The man stood under his own weight — barely, but he managed it — and looked at her with those desperate eyes.
"Lead," she said.
---
The path through the forest was not a path in any constructed sense. It was the accumulated result of people walking the same way for long enough that the undergrowth had accepted it, had organized itself around the passage, the way living things accommodate the pressure of repeated use. She followed the man, and the guards followed her, and the shadow guards moved through the trees in parallel in their particular invisible way, and after approximately twenty minutes of walking she began to understand what the smoke smell was.
The village appeared gradually, the way things appear when you approach through dense trees — first the suggestion of cleared ground, then the specific quality of light that comes from a space without canopy, then the details filling in one by one.
She stopped at the treeline.
Tarven village was — or had been, recently — a working settlement. The bones of it were visible: the layout of a functioning agricultural community, the arrangement of buildings around a central well, the remnants of field organization at the edges where cleared land met forest. A granary, or what had been a granary. A structure that had served as a gathering place or a small administrative building. Housing — perhaps thirty structures total, various sizes.
Most of them were damaged.
Not from fire alone, though fire had been involved — she could see the specific black discoloration that scorching leaves, the structural evidence of heat damage to several buildings. But fire was not the primary story. The primary story was in the state of the village as a whole: the absent livestock, the stripped fields, the doors that hung open or had been removed entirely, the general quality of a place that had been visited by something that had taken what it wanted.

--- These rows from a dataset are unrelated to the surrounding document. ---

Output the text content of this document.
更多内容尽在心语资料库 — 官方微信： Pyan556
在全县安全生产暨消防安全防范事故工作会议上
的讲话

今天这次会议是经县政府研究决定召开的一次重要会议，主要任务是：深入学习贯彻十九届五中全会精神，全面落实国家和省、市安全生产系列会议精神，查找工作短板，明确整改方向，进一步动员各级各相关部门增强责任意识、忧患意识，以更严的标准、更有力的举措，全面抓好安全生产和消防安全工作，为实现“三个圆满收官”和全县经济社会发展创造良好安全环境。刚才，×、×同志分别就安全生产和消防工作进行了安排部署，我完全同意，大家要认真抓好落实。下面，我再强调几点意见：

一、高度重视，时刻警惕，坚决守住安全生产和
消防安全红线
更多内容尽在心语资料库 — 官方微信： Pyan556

People were visible. Fewer than the village’s size suggested there should be. They were gathered in the central space around the well — some sitting, some lying down, children visible among the adults, all of them wearing the specific stillness of people who have already used most of what they had and are now at the waiting stage.
She walked out of the treeline.
The effect of her appearance — of the carriage guard livery on the men behind her, of whatever it was about her own bearing that identified her even out of formal court dress — moved through the gathered villagers like a wave. She watched it happen: the recognition, then the uncertainty, then something complicated that mixed hope and fear in proportions that told her something about their history with official presence.